In an interview with NewsDay on Sunday, a member of the inter-party committee helping Zimbabweans through the registration process, said his team was preparing to meet the Home Affairs department this week over the permits issue.
“What we will be doing during these three months is to fully understand the reasons for department’s refusal of thousands of applications that have been turned down,” he said.
Already 10 000 Zimbabweans have been denied permits.
Dube said they would engage the Home Affairs department concerning the safety of Zimbabwean immigrants’ property rights.
“There are people who acquired property and bonds using South African IDs. We would like to engage the department over the fate of their property.
“Those who have surrendered their IDs should not lose their property and their bonds,” he said.

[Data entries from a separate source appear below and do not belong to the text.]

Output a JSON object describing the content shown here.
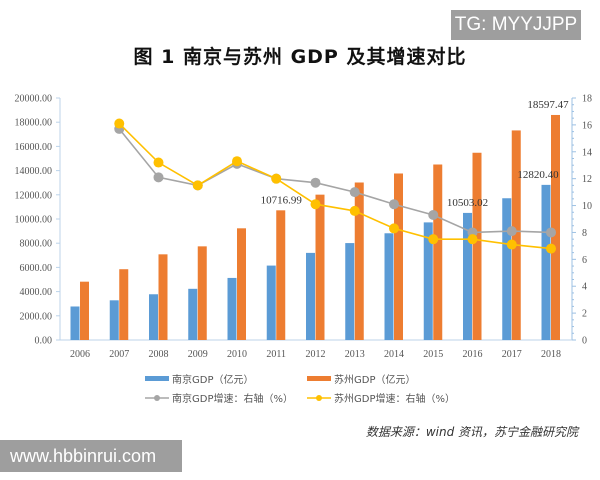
{
  "watermark_top": "TG: MYYJJPP",
  "watermark_bottom": "www.hbbinrui.com",
  "source": "数据来源：wind 资讯，苏宁金融研究院",
  "chart_data": {
    "type": "bar+line",
    "title": "图 1    南京与苏州 GDP 及其增速对比",
    "categories": [
      "2006",
      "2007",
      "2008",
      "2009",
      "2010",
      "2011",
      "2012",
      "2013",
      "2014",
      "2015",
      "2016",
      "2017",
      "2018"
    ],
    "left_axis": {
      "ylim": [
        0,
        20000
      ],
      "ticks": [
        "0.00",
        "2000.00",
        "4000.00",
        "6000.00",
        "8000.00",
        "10000.00",
        "12000.00",
        "14000.00",
        "16000.00",
        "18000.00",
        "20000.00"
      ]
    },
    "right_axis": {
      "ylim": [
        0,
        18
      ],
      "ticks": [
        "0",
        "2",
        "4",
        "6",
        "8",
        "10",
        "12",
        "14",
        "16",
        "18"
      ]
    },
    "grid": false,
    "legend_position": "bottom",
    "series": [
      {
        "name": "南京GDP（亿元）",
        "type": "bar",
        "axis": "left",
        "color": "#5b9bd5",
        "values": [
          2770,
          3280,
          3780,
          4230,
          5130,
          6150,
          7200,
          8010,
          8820,
          9720,
          10503.02,
          11715,
          12820.4
        ]
      },
      {
        "name": "苏州GDP（亿元）",
        "type": "bar",
        "axis": "left",
        "color": "#ed7d31",
        "values": [
          4820,
          5850,
          7080,
          7740,
          9230,
          10716.99,
          12012,
          13016,
          13761,
          14504,
          15475,
          17320,
          18597.47
        ]
      },
      {
        "name": "南京GDP增速：右轴（%）",
        "type": "line",
        "axis": "right",
        "color": "#a5a5a5",
        "values": [
          null,
          15.7,
          12.1,
          11.5,
          13.1,
          12.0,
          11.7,
          11.0,
          10.1,
          9.3,
          8.0,
          8.1,
          8.0
        ]
      },
      {
        "name": "苏州GDP增速：右轴（%）",
        "type": "line",
        "axis": "right",
        "color": "#ffc000",
        "values": [
          null,
          16.1,
          13.2,
          11.5,
          13.3,
          12.0,
          10.1,
          9.6,
          8.3,
          7.5,
          7.5,
          7.1,
          6.8
        ]
      }
    ],
    "data_labels": [
      {
        "series": 1,
        "index": 5,
        "text": "10716.99"
      },
      {
        "series": 0,
        "index": 10,
        "text": "10503.02"
      },
      {
        "series": 0,
        "index": 12,
        "text": "12820.40"
      },
      {
        "series": 1,
        "index": 12,
        "text": "18597.47"
      }
    ]
  }
}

In September 2010 South Africa announced a moratorium on deporting Zimbabweans and said it would allow them until 31 December 2010 to regularise their stay by applying for work, business or study permits.
Announcing the extension on Saturday, Naidoo said this would give the department time to process more than 275 000 applications for permits received from Zimbabwean migrants.
He said they hoped the process would be completed in “the next few weeks”.
Dube said they were happy that the South African Home Affairs department had “stopped deportations for now”.
“What we agreed with them was that they would stop deporting Zimbabweans until the whole thing of permits is over,” he said.
The IOM has noted that hundreds of thousands of Zimbabwean migrants could face deportation from South Africa, “as only about a sixth of the estimated Zimbabwean irregular migrant population applied for legal status”.
“There are an estimated 1,5 million Zimbabweans living in South Africa, many of whom migrated as a result of the social and economic unrest in Zimbabwe in recent years,” the organisation said in a statement.
IOM said it was on standby to provide free transport to deportees from the Beitbridge border and the Plumtree border posts.
“IOM, together with humanitarian partners and the Zimbabwean and South African governments will provide humanitarian and protection assistance to vulnerable returnees, including unaccompanied minors.
Under the plan, IOM with support from local and international organisations has prepositioned non-food items including tents and blankets at reception and support centres at the Beitbridge and Plumtree border crossings in Zimbabwe,” IOM said in a statement.
Dube said there were several reasons why few Zimbabweans came forward to register.
“The figure is too small and there are two reasons for it. Zimbabweans who are holding South African identity documents (IDs) did not come out in numbers to submit them. We are yet to know how many had submitted. Two weeks ago, less than 2 000 people had submitted their IDs. They are not sure what will happen if they come forward. They are hiding, trying to protect their investments.”